A long, banked-camber left-hander that connects the back-section straight (after Spoon Curve) to the chicane. Modern F1 cars take 130R essentially flat-out, at approximately 305 km/h — but it has not always been so. In the pre-aero-revolution era of the 1960s-1980s, 130R was a genuine flat-out test of the driver: the corner's radius is fixed, the surface is camber-positive, and the apex speed depended entirely on the car's aerodynamic balance and the driver's confidence.
Until the 2003 season, 130R was a single long sweeper, taken at approximately 320 km/h by the fastest cars of the era. The corner was the site of Allan McNish's 2002 testing accident in a Toyota TF102 — McNish's car came around in the corner during practice for the Japanese GP, hit the inside barrier at very high speed, and McNish was uninjured but shaken.

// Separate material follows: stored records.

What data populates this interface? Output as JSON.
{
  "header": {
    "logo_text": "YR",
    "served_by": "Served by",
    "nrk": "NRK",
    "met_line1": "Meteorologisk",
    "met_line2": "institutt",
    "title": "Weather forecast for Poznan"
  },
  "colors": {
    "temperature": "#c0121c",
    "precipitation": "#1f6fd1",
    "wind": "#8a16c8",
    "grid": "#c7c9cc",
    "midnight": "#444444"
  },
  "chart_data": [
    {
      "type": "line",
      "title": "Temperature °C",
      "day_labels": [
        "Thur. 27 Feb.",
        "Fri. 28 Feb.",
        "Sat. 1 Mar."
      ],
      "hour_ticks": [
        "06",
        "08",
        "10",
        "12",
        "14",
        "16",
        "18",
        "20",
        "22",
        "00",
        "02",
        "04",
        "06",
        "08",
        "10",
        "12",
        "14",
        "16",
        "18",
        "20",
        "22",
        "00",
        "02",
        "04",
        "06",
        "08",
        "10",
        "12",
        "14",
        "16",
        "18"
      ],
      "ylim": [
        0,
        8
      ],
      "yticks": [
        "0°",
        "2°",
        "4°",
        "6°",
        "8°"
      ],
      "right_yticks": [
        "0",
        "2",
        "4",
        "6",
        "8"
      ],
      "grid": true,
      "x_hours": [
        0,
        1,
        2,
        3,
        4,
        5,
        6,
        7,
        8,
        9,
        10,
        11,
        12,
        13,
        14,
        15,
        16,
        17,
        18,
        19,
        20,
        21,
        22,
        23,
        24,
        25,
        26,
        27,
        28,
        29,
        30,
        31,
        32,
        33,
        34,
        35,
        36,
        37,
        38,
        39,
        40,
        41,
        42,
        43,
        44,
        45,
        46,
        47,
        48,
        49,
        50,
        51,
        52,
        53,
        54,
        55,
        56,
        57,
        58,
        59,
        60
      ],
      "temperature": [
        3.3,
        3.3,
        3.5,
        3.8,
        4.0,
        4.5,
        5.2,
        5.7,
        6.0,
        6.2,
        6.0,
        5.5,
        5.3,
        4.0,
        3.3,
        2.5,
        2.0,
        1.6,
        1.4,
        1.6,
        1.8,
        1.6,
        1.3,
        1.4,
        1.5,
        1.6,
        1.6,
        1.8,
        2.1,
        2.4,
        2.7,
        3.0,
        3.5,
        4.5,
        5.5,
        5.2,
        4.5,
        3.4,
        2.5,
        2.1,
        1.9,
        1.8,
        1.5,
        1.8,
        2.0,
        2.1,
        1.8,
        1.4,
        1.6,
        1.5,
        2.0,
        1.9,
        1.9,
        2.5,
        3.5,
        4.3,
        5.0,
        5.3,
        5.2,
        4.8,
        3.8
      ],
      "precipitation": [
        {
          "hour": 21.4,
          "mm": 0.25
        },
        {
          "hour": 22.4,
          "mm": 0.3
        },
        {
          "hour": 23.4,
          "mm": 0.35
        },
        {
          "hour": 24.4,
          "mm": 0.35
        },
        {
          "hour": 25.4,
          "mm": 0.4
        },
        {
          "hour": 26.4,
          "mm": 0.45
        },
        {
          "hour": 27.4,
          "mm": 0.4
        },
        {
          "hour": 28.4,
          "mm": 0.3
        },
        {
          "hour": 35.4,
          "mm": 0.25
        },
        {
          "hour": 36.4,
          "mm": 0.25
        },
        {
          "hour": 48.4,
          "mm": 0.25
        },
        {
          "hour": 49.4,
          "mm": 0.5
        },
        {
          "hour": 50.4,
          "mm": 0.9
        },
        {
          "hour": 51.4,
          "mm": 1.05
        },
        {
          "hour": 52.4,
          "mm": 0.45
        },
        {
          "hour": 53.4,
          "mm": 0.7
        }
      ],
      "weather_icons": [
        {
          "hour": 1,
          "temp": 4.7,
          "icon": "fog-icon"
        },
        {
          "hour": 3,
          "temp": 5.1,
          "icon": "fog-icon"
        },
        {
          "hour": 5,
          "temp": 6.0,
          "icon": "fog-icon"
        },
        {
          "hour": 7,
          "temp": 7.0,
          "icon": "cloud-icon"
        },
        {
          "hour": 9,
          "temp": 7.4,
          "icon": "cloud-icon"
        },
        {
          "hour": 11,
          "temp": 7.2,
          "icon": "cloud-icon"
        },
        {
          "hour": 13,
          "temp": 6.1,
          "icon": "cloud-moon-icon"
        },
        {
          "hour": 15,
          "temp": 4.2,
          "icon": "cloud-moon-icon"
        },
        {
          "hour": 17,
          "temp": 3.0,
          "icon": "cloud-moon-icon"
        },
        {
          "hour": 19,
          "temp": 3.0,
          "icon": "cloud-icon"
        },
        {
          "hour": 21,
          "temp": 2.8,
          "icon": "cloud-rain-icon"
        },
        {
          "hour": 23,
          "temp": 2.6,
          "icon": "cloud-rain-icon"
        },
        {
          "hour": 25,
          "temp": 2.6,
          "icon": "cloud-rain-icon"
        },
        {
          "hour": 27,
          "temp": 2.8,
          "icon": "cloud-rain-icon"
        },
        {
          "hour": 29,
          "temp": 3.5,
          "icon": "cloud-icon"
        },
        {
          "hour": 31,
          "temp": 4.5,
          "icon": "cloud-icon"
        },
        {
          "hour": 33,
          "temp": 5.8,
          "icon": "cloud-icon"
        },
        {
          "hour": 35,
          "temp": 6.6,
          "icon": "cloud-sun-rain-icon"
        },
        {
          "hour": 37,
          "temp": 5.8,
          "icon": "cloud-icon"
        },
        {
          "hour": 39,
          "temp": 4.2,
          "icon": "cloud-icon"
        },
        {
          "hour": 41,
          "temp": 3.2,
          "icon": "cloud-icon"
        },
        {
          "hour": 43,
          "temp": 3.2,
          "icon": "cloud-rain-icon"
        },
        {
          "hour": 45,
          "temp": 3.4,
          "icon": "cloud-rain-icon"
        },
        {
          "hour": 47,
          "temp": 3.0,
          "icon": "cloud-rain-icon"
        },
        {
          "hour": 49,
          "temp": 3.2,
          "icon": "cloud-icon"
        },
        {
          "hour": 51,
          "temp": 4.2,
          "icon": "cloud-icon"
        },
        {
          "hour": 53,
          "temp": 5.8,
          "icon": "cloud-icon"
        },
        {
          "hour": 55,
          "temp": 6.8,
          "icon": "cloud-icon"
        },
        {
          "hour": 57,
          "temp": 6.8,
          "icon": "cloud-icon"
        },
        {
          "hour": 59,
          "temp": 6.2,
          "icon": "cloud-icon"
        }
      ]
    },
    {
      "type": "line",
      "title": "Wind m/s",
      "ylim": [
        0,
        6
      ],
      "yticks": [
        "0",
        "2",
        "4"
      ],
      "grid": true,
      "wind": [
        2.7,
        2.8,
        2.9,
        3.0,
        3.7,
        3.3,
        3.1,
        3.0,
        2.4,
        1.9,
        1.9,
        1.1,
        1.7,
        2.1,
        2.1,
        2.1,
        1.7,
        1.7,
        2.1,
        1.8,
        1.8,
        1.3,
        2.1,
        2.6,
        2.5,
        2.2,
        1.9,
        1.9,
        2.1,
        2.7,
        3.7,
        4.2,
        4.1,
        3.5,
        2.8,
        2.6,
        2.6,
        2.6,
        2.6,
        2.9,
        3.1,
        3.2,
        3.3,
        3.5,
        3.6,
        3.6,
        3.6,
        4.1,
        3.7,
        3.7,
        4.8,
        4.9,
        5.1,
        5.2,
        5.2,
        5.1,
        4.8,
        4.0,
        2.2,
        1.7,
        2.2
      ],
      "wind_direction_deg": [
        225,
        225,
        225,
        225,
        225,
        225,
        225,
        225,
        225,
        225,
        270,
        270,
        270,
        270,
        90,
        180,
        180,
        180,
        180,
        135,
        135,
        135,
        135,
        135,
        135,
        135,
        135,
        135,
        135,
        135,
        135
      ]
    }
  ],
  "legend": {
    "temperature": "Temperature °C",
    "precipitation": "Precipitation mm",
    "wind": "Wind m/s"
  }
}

The Toyota team withdrew McNish from the rest of the meeting.
The 2003 reconfiguration split 130R into two parts:
130R Part 1 — A shorter initial sweep, still flat-out.
130R Part 2 — A second, tighter section that requires a small lift in some conditions.

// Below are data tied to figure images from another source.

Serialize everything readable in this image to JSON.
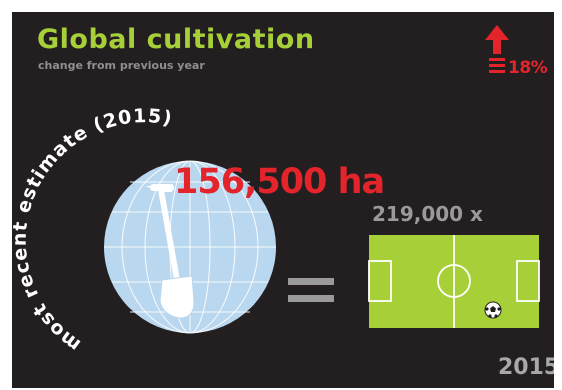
{
  "header": {
    "title": "Global cultivation",
    "subtitle": "change from previous year"
  },
  "change": {
    "direction": "up",
    "percent": "18%",
    "color": "#e3242b"
  },
  "estimate": {
    "caption": "most recent estimate (2015)",
    "value": "156,500 ha"
  },
  "comparison": {
    "multiplier": "219,000 x",
    "equals_icon": "equals-sign",
    "object_icon": "soccer-field-icon"
  },
  "footer": {
    "year": "2015"
  },
  "colors": {
    "background": "#231f20",
    "accent_green": "#a6cf38",
    "accent_red": "#e3242b",
    "globe": "#b9d7ef",
    "muted_gray": "#9a9a9a"
  },
  "icons": [
    "globe-icon",
    "shovel-icon",
    "up-arrow-icon",
    "soccer-ball-icon"
  ]
}
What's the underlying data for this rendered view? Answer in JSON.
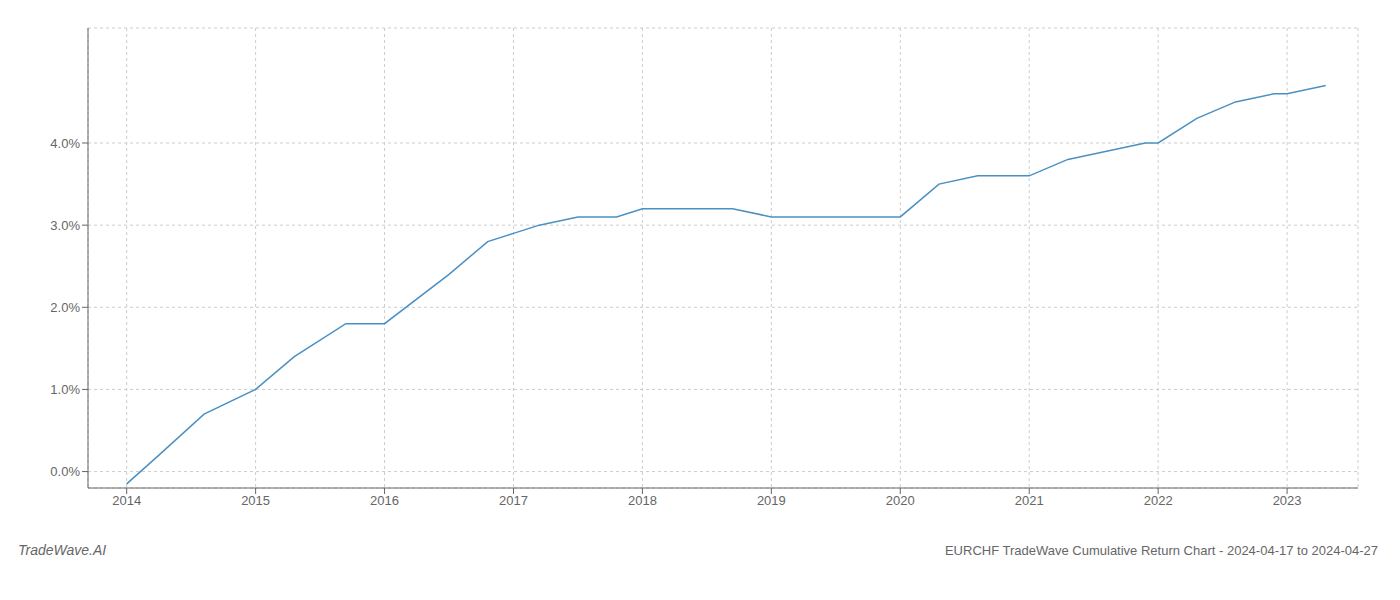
{
  "chart_data": {
    "type": "line",
    "title": "EURCHF TradeWave Cumulative Return Chart - 2024-04-17 to 2024-04-27",
    "annotations": [
      "TradeWave.AI"
    ],
    "x": [
      2014.0,
      2014.25,
      2014.6,
      2015.0,
      2015.3,
      2015.7,
      2016.0,
      2016.5,
      2016.8,
      2017.0,
      2017.2,
      2017.5,
      2017.8,
      2018.0,
      2018.3,
      2018.7,
      2019.0,
      2019.3,
      2019.5,
      2019.8,
      2020.0,
      2020.3,
      2020.6,
      2021.0,
      2021.3,
      2021.6,
      2021.9,
      2022.0,
      2022.3,
      2022.6,
      2022.9,
      2023.0,
      2023.3
    ],
    "values": [
      -0.0015,
      0.002,
      0.007,
      0.01,
      0.014,
      0.018,
      0.018,
      0.024,
      0.028,
      0.029,
      0.03,
      0.031,
      0.031,
      0.032,
      0.032,
      0.032,
      0.031,
      0.031,
      0.031,
      0.031,
      0.031,
      0.035,
      0.036,
      0.036,
      0.038,
      0.039,
      0.04,
      0.04,
      0.043,
      0.045,
      0.046,
      0.046,
      0.047
    ],
    "color": "#4a90c4",
    "xlim": [
      2013.7,
      2023.55
    ],
    "ylim": [
      -0.002,
      0.054
    ],
    "xticks": [
      2014,
      2015,
      2016,
      2017,
      2018,
      2019,
      2020,
      2021,
      2022,
      2023
    ],
    "yticks": [
      {
        "value": 0.0,
        "label": "0.0%"
      },
      {
        "value": 0.01,
        "label": "1.0%"
      },
      {
        "value": 0.02,
        "label": "2.0%"
      },
      {
        "value": 0.03,
        "label": "3.0%"
      },
      {
        "value": 0.04,
        "label": "4.0%"
      }
    ],
    "grid": true
  }
}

The two parts share a single banked-camber surface and are negotiated as a single corner from the driver's perspective, but the apex line through the modified geometry is now in a slightly different place than the pre-2003 line. Drivers who raced the pre-2003 corner are split on whether the modification has improved or worsened the corner's character.
2002 — McNish's testing accident in the Toyota TF102 (mentioned above).

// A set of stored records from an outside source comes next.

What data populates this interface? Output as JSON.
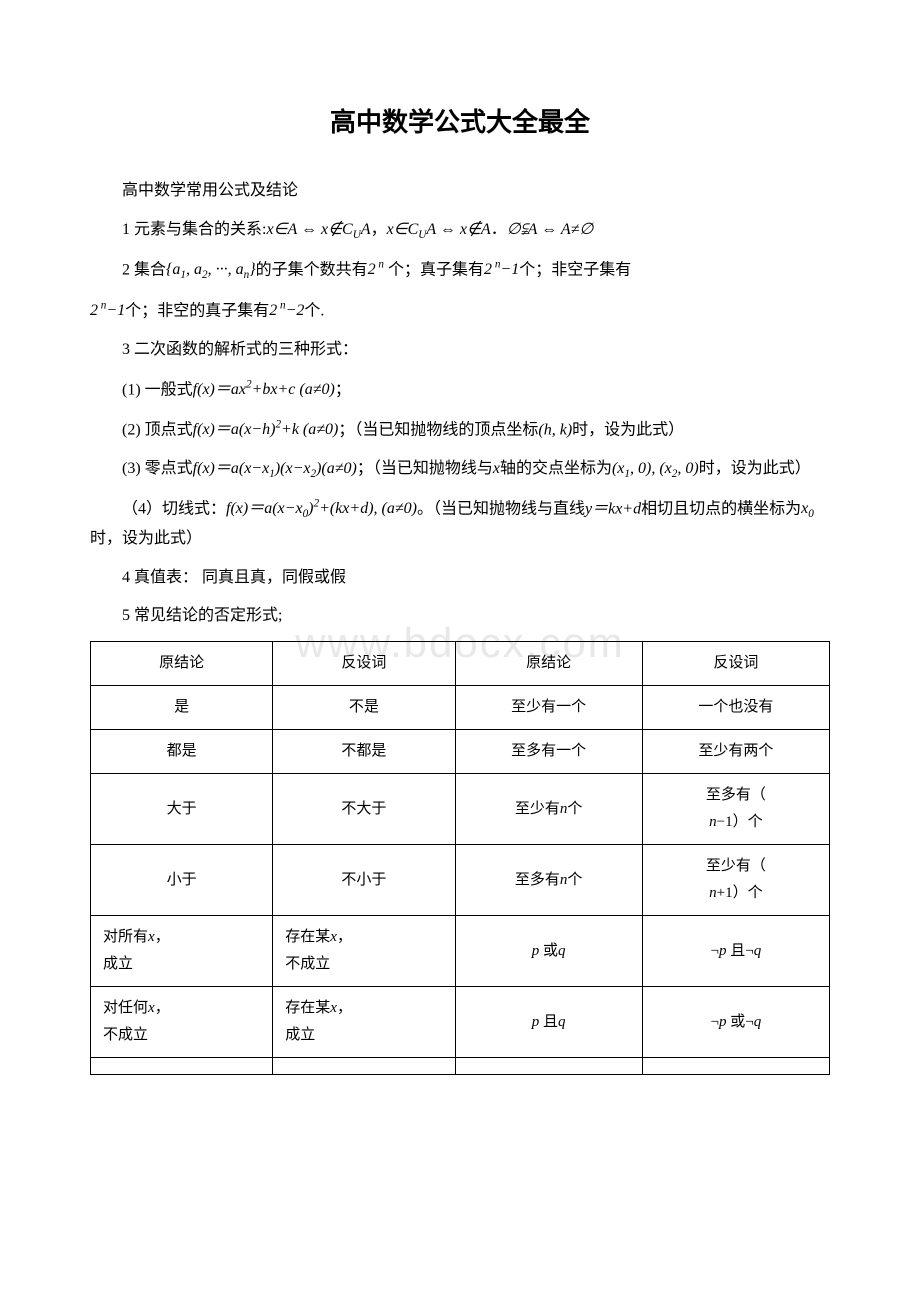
{
  "title": "高中数学公式大全最全",
  "subtitle": "高中数学常用公式及结论",
  "item1_prefix": "1 元素与集合的关系:",
  "item1_math1": "x∈A ⇔ x∉C<sub>U</sub>A",
  "item1_comma": "，",
  "item1_math2": "x∈C<sub>U</sub>A ⇔ x∉A",
  "item1_period": "．",
  "item1_math3": "∅⫋A ⇔ A≠∅",
  "item2_prefix": "2 集合",
  "item2_set": "{a<sub>1</sub>, a<sub>2</sub>, ···, a<sub>n</sub>}",
  "item2_mid1": "的子集个数共有",
  "item2_exp1": "2<sup> n</sup>",
  "item2_mid2": " 个；真子集有",
  "item2_exp2": "2<sup> n</sup>−1",
  "item2_mid3": "个；非空子集有",
  "item2_exp3": "2<sup> n</sup>−1",
  "item2_mid4": "个；非空的真子集有",
  "item2_exp4": "2<sup> n</sup>−2",
  "item2_mid5": "个.",
  "item3": "3 二次函数的解析式的三种形式：",
  "item3_1_label": "(1) 一般式",
  "item3_1_math": "f(x)＝ax<sup>2</sup>+bx+c (a≠0)",
  "item3_1_end": "；",
  "item3_2_label": "(2) 顶点式",
  "item3_2_math": "f(x)＝a(x−h)<sup>2</sup>+k (a≠0)",
  "item3_2_mid": "；（当已知抛物线的顶点坐标",
  "item3_2_hk": "(h, k)",
  "item3_2_end": "时，设为此式）",
  "item3_3_label": "(3) 零点式",
  "item3_3_math": "f(x)＝a(x−x<sub>1</sub>)(x−x<sub>2</sub>)(a≠0)",
  "item3_3_mid": "；（当已知抛物线与",
  "item3_3_x": "x",
  "item3_3_mid2": "轴的交点坐标为",
  "item3_3_pts": "(x<sub>1</sub>, 0), (x<sub>2</sub>, 0)",
  "item3_3_end": "时，设为此式）",
  "item3_4_label": "（4）切线式：",
  "item3_4_math": "f(x)＝a(x−x<sub>0</sub>)<sup>2</sup>+(kx+d), (a≠0)",
  "item3_4_mid": "。（当已知抛物线与直线",
  "item3_4_line": "y＝kx+d",
  "item3_4_mid2": "相切且切点的横坐标为",
  "item3_4_x0": "x<sub>0</sub>",
  "item3_4_end": "时，设为此式）",
  "item4": "4 真值表： 同真且真，同假或假",
  "item5": "5 常见结论的否定形式;",
  "watermark": "www.bdocx.com",
  "table": {
    "headers": [
      "原结论",
      "反设词",
      "原结论",
      "反设词"
    ],
    "rows": [
      [
        "是",
        "不是",
        "至少有一个",
        "一个也没有"
      ],
      [
        "都是",
        "不都是",
        "至多有一个",
        "至少有两个"
      ],
      [
        "大于",
        "不大于",
        "至少有<span class='math'>n</span>个",
        "至多有（<br><span class='math'>n</span>−1）个"
      ],
      [
        "小于",
        "不小于",
        "至多有<span class='math'>n</span>个",
        "至少有（<br><span class='math'>n</span>+1）个"
      ],
      [
        "对所有<span class='math'>x</span>，<br>成立",
        "存在某<span class='math'>x</span>，<br>不成立",
        "<span class='math'>p</span> 或<span class='math'>q</span>",
        "¬<span class='math'>p</span> 且¬<span class='math'>q</span>"
      ],
      [
        "对任何<span class='math'>x</span>，<br>不成立",
        "存在某<span class='math'>x</span>，<br>成立",
        "<span class='math'>p</span> 且<span class='math'>q</span>",
        "¬<span class='math'>p</span> 或¬<span class='math'>q</span>"
      ],
      [
        "",
        "",
        "",
        ""
      ]
    ]
  }
}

2005 — Kimi Räikkönen's legendary 2005 Japanese GP comeback, in which he passed Giancarlo Fisichella around the outside of 130R on the final lap to win the race, is one of the most-replayed overtakes in F1 history. The pass was on the outside of the corner, an extremely-rare line that requires the trailing car to commit to a higher apex speed than the leading car — a level of confidence and grip-margin that is uncharacteristic of modern F1 driving.
2014 — Driver concerns about wet-weather conditions at 130R contributed to the FIA's decision to maintain the Japanese GP under safety-car-led conditions during the Bianchi crash weekend at Dunlop Curve elsewhere on the circuit.
130R is one of the corners that defines what "the limit" looks like in modern F1. The fact that it is flat-out in dry conditions for top-spec cars — but only just — means it is the corner where a car's aero balance is most-revealed. A poorly-balanced car will lift; a well-balanced car will not. The qualifying lap-time difference between a Suzuka pole position and tenth place is determined in significant part by what the driver does through 130R.
130R is in Assetto Corsa's ks_suzuka (the post-2003 reconfiguration), ACC's suzuka (Intercontinental DLC), AMS2's Suzuka, and iRacing's suzuka/gp. The corner is one of the standard tests of a sim's tyre and aero model — the way the car balances through the sustained lateral load at 300+ km/h is a meaningful indicator of physics fidelity.